Question about canonicalizing cmp+select

Hi, Sanjay/all,

I noticed in rL331486 that some compare-select optimizations are disabled in favor of providing canonicalized cmp+select to the backend.

I am currently working on a private backend target, and the target has a small code size limit. With this change, some of the apps went over the codesize limit. As an example,

C code:
b = (a > -1) ? 4 : 5;

ll code:
Before rL331486:

%0 = lshr i16 %a.0.a.0., 15
%1 = or i16 %0, 4

After rL331486:

%cmp = icmp sgt i16 %a.0.a.0., -1
%cond = select i1 %cmp, i16 4, i16 5

With the various encoding restrictions of my particular target, the cmp/select generated slightly larger code size. However, because the apps were very close to the code size limit, this slight change pushed them over the limit.

If I still prefer to have this optimization performed, then is my best strategy moving forward to implement this optimization as a peephole opt in my backend?

Thanks,
–Yuan

Hi, Sanjay/all,

  I noticed in rL331486 that some compare-select optimizations are disabled
in favor of providing canonicalized cmp+select to the backend.

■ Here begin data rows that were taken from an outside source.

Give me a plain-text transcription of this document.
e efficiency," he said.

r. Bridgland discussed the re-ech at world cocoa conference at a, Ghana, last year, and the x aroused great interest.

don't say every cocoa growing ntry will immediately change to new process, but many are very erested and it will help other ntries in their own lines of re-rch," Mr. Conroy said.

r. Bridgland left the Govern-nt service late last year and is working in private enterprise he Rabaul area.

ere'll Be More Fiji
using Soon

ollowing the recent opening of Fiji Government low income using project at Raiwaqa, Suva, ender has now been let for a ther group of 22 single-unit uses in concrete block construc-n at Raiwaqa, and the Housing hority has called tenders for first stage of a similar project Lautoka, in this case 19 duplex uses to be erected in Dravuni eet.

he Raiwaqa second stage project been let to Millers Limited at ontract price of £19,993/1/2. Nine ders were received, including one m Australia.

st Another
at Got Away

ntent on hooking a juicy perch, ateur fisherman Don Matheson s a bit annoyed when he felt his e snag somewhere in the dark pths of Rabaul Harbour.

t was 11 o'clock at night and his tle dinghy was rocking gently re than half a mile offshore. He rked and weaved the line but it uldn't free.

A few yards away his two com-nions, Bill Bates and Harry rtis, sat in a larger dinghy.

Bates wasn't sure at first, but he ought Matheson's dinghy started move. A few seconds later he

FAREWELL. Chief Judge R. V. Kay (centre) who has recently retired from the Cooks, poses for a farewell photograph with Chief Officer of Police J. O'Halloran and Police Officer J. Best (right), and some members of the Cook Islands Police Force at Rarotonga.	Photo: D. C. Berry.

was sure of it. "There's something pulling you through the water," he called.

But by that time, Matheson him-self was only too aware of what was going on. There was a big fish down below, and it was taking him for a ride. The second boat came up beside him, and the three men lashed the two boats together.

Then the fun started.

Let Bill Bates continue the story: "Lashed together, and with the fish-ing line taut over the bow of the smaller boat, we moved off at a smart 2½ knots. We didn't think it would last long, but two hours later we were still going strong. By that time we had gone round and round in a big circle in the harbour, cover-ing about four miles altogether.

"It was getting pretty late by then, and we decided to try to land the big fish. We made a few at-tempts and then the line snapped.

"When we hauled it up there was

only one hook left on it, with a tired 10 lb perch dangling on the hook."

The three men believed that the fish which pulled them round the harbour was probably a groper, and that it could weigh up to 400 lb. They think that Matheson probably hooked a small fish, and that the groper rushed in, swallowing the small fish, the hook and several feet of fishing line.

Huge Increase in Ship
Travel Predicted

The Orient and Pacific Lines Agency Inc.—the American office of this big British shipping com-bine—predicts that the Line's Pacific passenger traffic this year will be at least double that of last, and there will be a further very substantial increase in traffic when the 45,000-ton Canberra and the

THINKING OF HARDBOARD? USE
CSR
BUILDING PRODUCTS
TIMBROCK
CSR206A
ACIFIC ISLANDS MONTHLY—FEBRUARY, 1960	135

  I am currently working on a private backend target, and the target has a
small code size limit. With this change, some of the apps went over the
codesize limit. As an example,

C code:
  b = (a > -1) ? 4 : 5;

ll code:
Before rL331486:
  %0 = lshr i16 %a.0.a.0., 15
  %1 = or i16 %0, 4

After rL331486:
  %cmp = icmp sgt i16 %a.0.a.0., -1
  %cond = select i1 %cmp, i16 4, i16 5

  With the various encoding restrictions of my particular target, the
cmp/select generated slightly larger code size. However, because the apps
were very close to the code size limit, this slight change pushed them over
the limit.

  If I still prefer to have this optimization performed, then is my best
strategy moving forward to implement this optimization as a peephole opt in
my backend?

I personally think it should probably be a DAGCombine transform,
driven by a Target Transform Info hook (e.g. like hasAndNot()).

Thanks,
--Yuan

Roman.

Do you run DAGCombiner? And are you overriding TLI.convertSelectOfConstantsToMath(VT) for your target?

For the stated example (true val and false val constants in the select differ by 1), that should already be converted.

[adding back llvm-dev and cc’ing Craig]

I think you are asking if we are missing a fold (or your target is missing enabling another hook) to transform the sext+add into shift+or? I think the answer is ‘yes’. We probably should add that fold. This seems like a similar case as the recent: https://reviews.llvm.org/D48466

Note that on x86, the sext+add becomes zext+sub:
t20: i8 = setcc t3, Constant:i16<-1>, setgt:ch
t24: i16 = zero_extend t20
t17: i16 = sub Constant:i16<5>, t24

Would that transform help your target?

I linked the wrong patch review. Here’s the patch that was actually committed:
https://reviews.llvm.org/D48508

While its true select convertSelectOfCosntantsToMath() creates add+sext i1, there’s a transform in DAGCombiner::visitADDLike that does “add (sext i1), X → sub X, (zext i1)”. Why didn’t that fire for your target?

Hi,

While its true select convertSelectOfCosntantsToMath() creates add+sext i1, there’s a transform in DAGCombiner::visitADDLike that does “add (sext i1), X → sub X, (zext i1)”. Why didn’t that fire for your target?

That’s a good question! We never explicitly marked sext-on-i1 as a custom op. And I think the default behavior is “legal” (Am I right on that?) So the following transform never gets executed because it thinks sext-on-i1 as legal op.

// add (sext i1), X → sub X, (zext i1)

if (N0.getOpcode() == ISD::SIGN_EXTEND &&
N0.getOperand(0).getValueType() == MVT::i1 &&
!TLI.isOperationLegal(ISD::SIGN_EXTEND, MVT::i1)) {
SDValue ZExt = DAG.getNode(ISD::ZERO_EXTEND, DL, VT, N0.getOperand(0));
return DAG.getNode(ISD::SUB, DL, VT, N1, ZExt);
}

I will try to change the isel behavior sext-on-i1, and see if that fixes the issue.

Yuan -

I’ve added the following DAG transforms that try to improve codegen for cmp+select patterns:

https://reviews.llvm.org/rL337130
https://reviews.llvm.org/rL338132
https://reviews.llvm.org/rL338317

Please let me know if that helped your target and/or if there are other patterns that we need to improve.